Expected behavior In step 3, the value returned should be (ABCDEF 7). Note that the Common Lisp HyperSpec (CLHS) page for read-from-string notes:

position---an integer greater than or equal to zero, and less than or equal to one more than the length of the string.

The 14 is not within that range. Also from the CLHS:

The secondary value, position, is the index of the first character in the bounded string that was not read.

Context (please complete the following information):

Other info The second returned value from read-from-string appears to be used in SEDIT-COMMANDS** in extract-current-selection. I don't know why this isn't affected by this.

rmkaplan commented 3 months ago

I think there is a simple, kludgy, brute-force fix to this.

OPENSTRINGSTREAM converts a thin-string (as in your example) to fat, so that every character occupies 2 bytes. So replacing (\GETFILEPTR..) by (FOLDLO (\GETFILEPTR..) 2) should give the specified value.

If commonlisp had said that any of the file-reading functions should also return the character position of the first unread character, that would be much worse (utf-8, xccs…).

Separately, the spec for CL:READ-FROM-STRING is a little strange, saying "If the entire string was read, the position returned is either the length of the string or one greater than the length of the string.” Which is it?

On Aug 24, 2024, at 10:32 PM, Matt Heffron @.***> wrote:

Describe the bug The position value returned from CL:READ-FROM-STRING is twice the value it should be. (It is returning the byte position, not the character position.)

To Reproduce Steps to reproduce the behavior:

Run full.sysout In the XCL Exec, enter: (multiple-value-list (read-from-string "ABCDEF X")) The value (ABCDEF 14) is returned and displayed Expected behavior In step 3, the value returned should be (ABCDEF 7). Note that the Common Lisp HyperSpec (CLHS) https://www.lispworks.com/documentation/HyperSpec/Body/f_rd_fro.htm page for read-from-string notes:

position---an integer greater than or equal to zero, and less than or equal to one more than the length of the string.

The 14 is not within that range. Also from the CLHS:

The secondary value, position, is the index of the first character in the bounded string that was not read.

Context (please complete the following information):

IL:MAKESYSDATE: 31-Jul-2024 02:24:38 **Other info The second returned value from read-from-string appears to be used in SEDIT-COMMANDS in extract-current-selection. I don't know why this isn't affected by this.

— Reply to this email directly, view it on GitHub https://github.com/Interlisp/medley/issues/1812, or unsubscribe https://github.com/notifications/unsubscribe-auth/AQSTUJJ5JEBULLJ7GQQGRWDZTFUALAVCNFSM6AAAAABNCHFA7OVHI2DSMVQWIX3LMV43ASLTON2WKOZSGQ4DKMBWHA2TKNI. You are receiving this because you are subscribed to this thread.
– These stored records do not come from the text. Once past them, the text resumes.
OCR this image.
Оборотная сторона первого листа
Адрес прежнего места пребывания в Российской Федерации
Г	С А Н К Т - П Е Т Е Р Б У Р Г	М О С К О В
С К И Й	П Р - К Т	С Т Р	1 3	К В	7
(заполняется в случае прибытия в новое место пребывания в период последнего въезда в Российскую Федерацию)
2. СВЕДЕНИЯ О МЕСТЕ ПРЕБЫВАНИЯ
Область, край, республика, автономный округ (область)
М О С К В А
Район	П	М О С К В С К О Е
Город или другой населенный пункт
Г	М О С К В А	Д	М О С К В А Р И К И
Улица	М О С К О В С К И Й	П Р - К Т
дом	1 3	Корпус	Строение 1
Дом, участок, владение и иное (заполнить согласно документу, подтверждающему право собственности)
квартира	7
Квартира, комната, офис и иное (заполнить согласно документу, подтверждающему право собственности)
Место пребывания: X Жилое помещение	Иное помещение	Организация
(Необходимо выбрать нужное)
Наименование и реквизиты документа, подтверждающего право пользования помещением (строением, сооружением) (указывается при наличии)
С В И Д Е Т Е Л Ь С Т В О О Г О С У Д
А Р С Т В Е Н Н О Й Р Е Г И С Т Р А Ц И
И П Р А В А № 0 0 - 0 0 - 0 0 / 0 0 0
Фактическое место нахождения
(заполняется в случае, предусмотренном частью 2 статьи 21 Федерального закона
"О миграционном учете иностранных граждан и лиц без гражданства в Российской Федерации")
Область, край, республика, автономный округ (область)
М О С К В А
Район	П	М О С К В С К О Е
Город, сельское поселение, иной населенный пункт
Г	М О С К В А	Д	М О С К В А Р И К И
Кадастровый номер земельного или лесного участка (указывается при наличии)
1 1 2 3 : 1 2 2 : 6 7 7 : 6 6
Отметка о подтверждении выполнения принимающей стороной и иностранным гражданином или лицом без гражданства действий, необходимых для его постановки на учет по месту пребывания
tfeb commented 3 months ago

On 25 Aug 2024, at 17:40, rmkaplan @.***> wrote:

Separately, the spec for CL:READ-FROM-STRING is a little strange, saying "If the entire string was read, the position returned is either the length of the string or one greater than the length of the string.” Which is it?
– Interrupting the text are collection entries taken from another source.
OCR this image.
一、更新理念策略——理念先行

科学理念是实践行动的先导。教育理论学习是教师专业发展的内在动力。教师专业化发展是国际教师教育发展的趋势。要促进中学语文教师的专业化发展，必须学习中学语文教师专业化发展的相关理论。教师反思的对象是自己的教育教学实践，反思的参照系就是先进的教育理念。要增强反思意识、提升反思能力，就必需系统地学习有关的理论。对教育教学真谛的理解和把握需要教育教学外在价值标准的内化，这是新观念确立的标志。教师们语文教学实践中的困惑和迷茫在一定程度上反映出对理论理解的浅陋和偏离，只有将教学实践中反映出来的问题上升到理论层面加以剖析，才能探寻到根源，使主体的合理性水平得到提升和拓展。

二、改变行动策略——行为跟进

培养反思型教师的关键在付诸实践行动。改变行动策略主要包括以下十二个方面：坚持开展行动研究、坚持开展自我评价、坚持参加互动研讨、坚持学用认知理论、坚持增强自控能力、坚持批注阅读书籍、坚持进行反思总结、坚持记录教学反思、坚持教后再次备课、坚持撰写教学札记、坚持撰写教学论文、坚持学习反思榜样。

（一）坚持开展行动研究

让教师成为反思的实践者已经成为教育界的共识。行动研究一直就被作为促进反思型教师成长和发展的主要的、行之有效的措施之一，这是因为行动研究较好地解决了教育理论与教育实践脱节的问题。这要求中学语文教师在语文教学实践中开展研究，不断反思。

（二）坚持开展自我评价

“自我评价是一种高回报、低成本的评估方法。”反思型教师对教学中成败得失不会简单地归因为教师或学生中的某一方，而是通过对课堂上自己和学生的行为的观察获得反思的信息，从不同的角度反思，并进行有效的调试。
I think the spec talks about this: there can (it claims) be cases where you (might) want to simulate an extra character at the end of the string and the thing is then allowed to return the index it would if that character was there.

That strikes me as a ludicrously poor argument: even for an implementation that does this (I presume there was one) then instead of making the implementation make at worst a call to MIN with one of the arguments being the string length, every program has to be careful. That's C-level design.

--tim

MattHeffron commented 2 months ago

The second returned value from read-from-string appears to be used in SEDIT-COMMANDS in extract-current-selection. I don't know why this isn't affected by this.

SEdit didn't have an issue with this because read-from-string was using the start value with the same interpretation as byte position, not character position. This is corrected in commit 07e858d of PR #1833.